O problema é que quem cultua as velhas construções está condenado a se frustrar. Têm-se a sensação de que tudo que não é tombado pode ser demolido a qualquer momento. Nossa memória afetiva dos lugares da infância dá lugar a uma sensação de vazio. Vamos perdendo as referências e nos deparamos com novidades que não tem a mínima graça. O que fica é a desolação.

Quem olha os novos prédios erguidos diariamente em São Paulo pode pensar que trata-se de sinais de prosperidade, da chegada da idade avançada. Mera ilusão. Com sua padronização irritante, eles só revelam uma vontade de apagamento, de tornar a cidade mais ridiculamente moderna e menos charmosa e acolhedora.

Vista de predios novos no bairro Barra Funda ao lado do viaduto Antártica (ao fundo, Terminal Barra Funda) - Eduardo Knapp/Folhapress

Assiste-se com uma passividade contemplativa a ilusão da modernidade. O tempo de vida das construções é e será curto e as novidades na paisagem se misturam com as ruínas cada vez mais abundantes. O deus do mercado deixa as velhas construções se arruinarem para ficar mais fácil ocupar o terreno com um conjunto residencial ou comercial pasteurizado.
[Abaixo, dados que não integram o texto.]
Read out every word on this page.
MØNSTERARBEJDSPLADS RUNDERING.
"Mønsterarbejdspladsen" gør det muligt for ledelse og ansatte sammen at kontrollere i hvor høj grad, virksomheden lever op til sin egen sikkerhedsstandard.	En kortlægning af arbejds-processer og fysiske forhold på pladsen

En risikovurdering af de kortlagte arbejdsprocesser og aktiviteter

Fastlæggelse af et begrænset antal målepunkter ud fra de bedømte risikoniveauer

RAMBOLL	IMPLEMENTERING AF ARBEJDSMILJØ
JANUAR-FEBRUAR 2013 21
A cidade que Lévi-Strauss viu nos anos 1930 certamente não existe mais. Resta um ou outro prédio no Centro que resistiu milagrosamente. Mas não é necessário ir tão longe, até os tempos em que o antropólogo francês andou por essas bandas, para perceber a velocidade da destruição. Fiquemos nos bairros. As edificações dos anos 1970 e 1980, que não tem qualquer proteção dos departamentos de defesa do patrimônio histórico, estão sumindo sem qualquer controle.

A geração que tem 60 anos hoje assiste aturdida o desaparecimento de suas referências urbanas. Basta trafegar por avenidas como a Santo Amaro, na zona Sul, ou a Rebouças na zona Oeste para ver o trator imobiliário esmagando tudo que vê pela frente. Na Vila Mariana e na Barra Funda é a mesma coisa, sem falar na Vila Madalena, onde a Mercearia São Pedro virou poeira. Do dia para a noite, no lugar de casas e prédios do passado instala-se um canteiros de obras. O Brooklin está se verticalizando numa velocidade espantosa.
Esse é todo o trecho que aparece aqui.